Chiuse le porte della tv,
Fo e Rame tornarono nel loro ambiente naturale. Il mondo nel frattempo stava
cambiando velocemente e la coppia di artisti decise di restituire al teatro la
sua storica funzione sociale. Nel 1968, prima con l’associazione Nuova Scena e poi con il
collettivo La Comune, scelsero di
rompere con il teatro tradizionale e portare in giro per l’Italia testi nuovi,
sensibili ai movimenti politici e sociali in atto. Dario Fo e Franca Rame
scelsero il loro pubblico tra gli operai, i contadini e gli studenti, portando
il teatro fuori dai luoghi deputati per la sua messa in scena, ed esibendosi
nelle case del popolo, negli ospedali, nei palazzetti dello sport, nei cinema,
nei bocciodromi, nelle piazze. Il fine era quello di coinvolgere tutte quelle
persone che normalmente non lo frequentavano. Questa visione indipendente si
trovò spesso in disaccordo anche con la parte politica a loro più affine: a
causa delle critiche che le loro opere mossero allo stalinismo e alle posizioni
socialdemocratiche del Pci, il loro lavoro venne
pesantemente criticato e osteggiato dai
vertici del Partito comunista. E a poco servì anche
l’intervento indignato rivolto ai due “compagni” da parte del segretario del
Partito comunista, Enrico Berlinguer. Nonostante ciò, i due attori proseguirono
con coerenza, pur tra mille difficoltà.
Dopo gli anni della
contestazione, il loro teatro mutò, ma senza mai tradire la loro formazione
artistica e politica. Il mondo premiò questa coerenza conferendo
nel 1997 il premio Nobel per la letteratura a Dario Fo con
questa motivazione: “Seguendo la tradizione dei giullari medievali, dileggia il
potere restituendo la dignità agli oppressi”. Il Nobel è un riconoscimento che
lui ha sempre detto di
dover condividere, umanamente e professionalmente, con la sua compagna di vita:
“Permettete che io dedichi una buona metà della medaglia che mi offrite a
Franca. Franca Rame, la mia compagna di vita e d’arte […] che con me ha scritto
più di un testo del nostro teatro […] Senza di lei, per una vita al mio fianco,
personalmente non ce l’avrei mai fatta a meritare questo premio. Insieme
abbiamo montato e recitato migliaia di spettacoli in teatri, fabbriche
occupate, università in lotta, perfino in chiese sconsacrate, in carceri, in
piazza col sole e la pioggia, sempre insieme. Abbiamo sopportato vessazioni,
cariche della polizia, insulti dei benpensanti e le violenze. E soprattutto è
lei, Franca, che ha subito la più atroce delle aggressioni. Lei, più di tutti,
sulla sua pelle, ha pagato per la solidarietà che davamo agli umili e ai
battuti”. Un prestigioso premio che insieme decisero di dedicare ai giovani:
“Il nostro dovere di intellettuali, di gente che monta in cattedra o sul
palcoscenico, che parla soprattutto con i giovani è quello […] di informarli di
quello che succede intorno. Loro devono raccontare la loro storia. Un teatro,
una letteratura, una espressione d’arte che non parli del proprio tempo è
inesistente”.
Sulla coppia Fo Rame si
sono abbattute per anni le malignità di metà Paese, il loro attivismo politico
ha attirato le peggiori calunnie e non ha risparmiato a Franca Rame la più
terribile delle torture. I due attori hanno pagato caro il prezzo del loro
schierarsi ed è lecito chiedersi se, dati gli attuali risvolti politici in
Italia, avrebbero considerato un errore di valutazione l‘appoggio a favore del Movimento 5Stelle.

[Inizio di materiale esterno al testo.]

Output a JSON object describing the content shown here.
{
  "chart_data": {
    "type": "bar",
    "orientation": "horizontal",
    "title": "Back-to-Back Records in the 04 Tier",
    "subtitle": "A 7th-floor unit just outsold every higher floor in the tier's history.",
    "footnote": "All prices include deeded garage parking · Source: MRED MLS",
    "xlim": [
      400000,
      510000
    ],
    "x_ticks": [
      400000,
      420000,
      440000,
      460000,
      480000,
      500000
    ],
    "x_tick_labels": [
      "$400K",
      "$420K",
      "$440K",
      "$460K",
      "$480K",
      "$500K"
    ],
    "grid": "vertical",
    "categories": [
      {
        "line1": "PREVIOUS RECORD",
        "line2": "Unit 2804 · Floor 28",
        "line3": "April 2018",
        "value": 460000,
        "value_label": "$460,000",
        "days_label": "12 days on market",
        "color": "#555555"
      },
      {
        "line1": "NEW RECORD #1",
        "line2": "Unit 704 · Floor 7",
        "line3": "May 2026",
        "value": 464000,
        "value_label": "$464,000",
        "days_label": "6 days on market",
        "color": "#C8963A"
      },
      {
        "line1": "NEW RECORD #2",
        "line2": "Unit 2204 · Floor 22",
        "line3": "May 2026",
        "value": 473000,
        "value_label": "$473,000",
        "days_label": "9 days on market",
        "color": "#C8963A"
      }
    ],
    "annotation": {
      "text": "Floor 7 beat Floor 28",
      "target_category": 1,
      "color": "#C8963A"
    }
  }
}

Sicuramente possiamo dire che anche quel sostegno politico ha rappresentato la
loro incrollabile speranza nel futuro e nei giovani, e soprattutto il loro
desiderio di essere attuali. Dagli artisti non possiamo aspettarci
l’infallibilità, sarebbe ridicolo, il loro compito è quello di invogliarci a
sperare nelle utopie che il mondo merita ancora di provare a costruire.